ABSTRACT
Introduction
Sulfonylureas have been the standard second-line treatment after failure of metformin monotherapy in patients with type 2 diabetes (T2D) but they are becoming less popular as the newer glucose-lowering agents have a relatively lower risk of hypoglycemia and some of them have been shown to reduce cardiovascular and renal events. Gliclazide differs from other sulfonylureas in several respects and may provide a suitable option for some patients with T2D.
Areas covered
In this article, we review the pharmacokinetics, pharmacodynamics and clinical efficacy of gliclazide based on the available literature.
Expert opinion
Gliclazide in the modified release (MR) formulation given once daily provides a good 24-h glycemic efficacy comparable to most other groups of glucose lowering drugs. Hypoglycemic events are less frequent than with some other sulfonylureas, and weight gain is not a major problem. Cardiovascular outcome studies have shown no evidence of increased cardiovascular events with gliclazide, and the durability of glucose lowering effects is comparable to other drug groups. Lower doses of gliclazide appear to have an incretin-enhancing effect, and overall it can provide a cost-effective treatment that is useful in many patients.
Article highlights
Gliclazide is one of the sulfonylureas that is well established as a second-line oral glucose lowering medication for T2D after metformin and is widely used in many countries.
The sulfonylureas differ in their selectivity for SUR receptors in pancreatic beta-cells compared to those in the cardiovascular system and this may be relevant to cardiovascular events.

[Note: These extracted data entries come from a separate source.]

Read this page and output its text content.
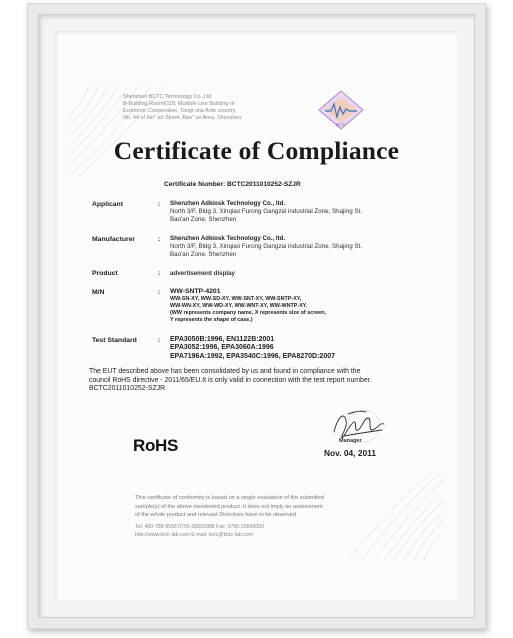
Shenzhen BCTC Technology Co.,Ltd.
B-Building Room6118, Multiple Use Building of
Economic Cooperative, Tangt una Ante country,
No. 44 of Xin" an Street, Bao" an Area, Shenzhen
BCTC
Certificate of Compliance
Certificate Number: BCTC2011010252-SZJR
Applicant	: Shenzhen Adkiosk Technology Co., ltd.
North 3/F, Bldg 3, Xinqiao Furong Gangzai industrial Zone, Shajing St.
Bao'an Zone, Shenzhen
Manufacturer	: Shenzhen Adkiosk Technology Co., ltd.
North 3/F, Bldg 3, Xinqiao Furong Gangzai industrial Zone, Shajing St.
Bao'an Zone, Shenzhen
Product	: advertisement display
M/N	: WW-SNTP-4201
WW-SN-XY, WW-SD-XY, WW-SNT-XY, WW-SNTP-XY,
WW-WN-XY, WW-WD-XY, WW-WNT-XY, WW-WNTP-XY.
(WW represents company name, X represents size of screen,
Y represents the shape of case.)
Test Standard	: EPA3050B:1996, EN1122B:2001
EPA3052:1996, EPA3060A:1996
EPA7196A:1992, EPA3540C:1996, EPA8270D:2007
The EUT described above has been consolidated by us and found in compliance with the
council RoHS directive - 2011/65/EU.It is only valid in connection with the test report number.
BCTC2011010252-SZJR
RoHS	Manager
Nov. 04, 2011
This certificate of conformity is based on a single evaluation of the submitted
sample(s) of the above mentioned product. It does not imply an assessment
of the whole product and relevant Directives have to be observed.
Tel: 400-788-9558 0755-33665088 Fax: 0755-33606059
http://www.bctc-lab.com E-mail: bctc@bctc-lab.com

Compared to other sulfonylureas, gliclazide MR shows a favorable profile for glycemic efficacy and durability and the risk of hypoglycemia
Low doses of gliclazide may provide an incretin effect, which may be a useful option for many patients.
Declaration of interest
The authors have no other relevant affiliations or financial involvement with any organization or entity with a financial interest in or financial conflict with the subject matter or materials discussed in the manuscript. This includes employment, consultancies, honoraria, stock ownership or options, expert testimony, grants or patents received or pending, or royalties.
Reviewer disclosures
Peer reviewers on this manuscript have no relevant financial or other relationships to disclose.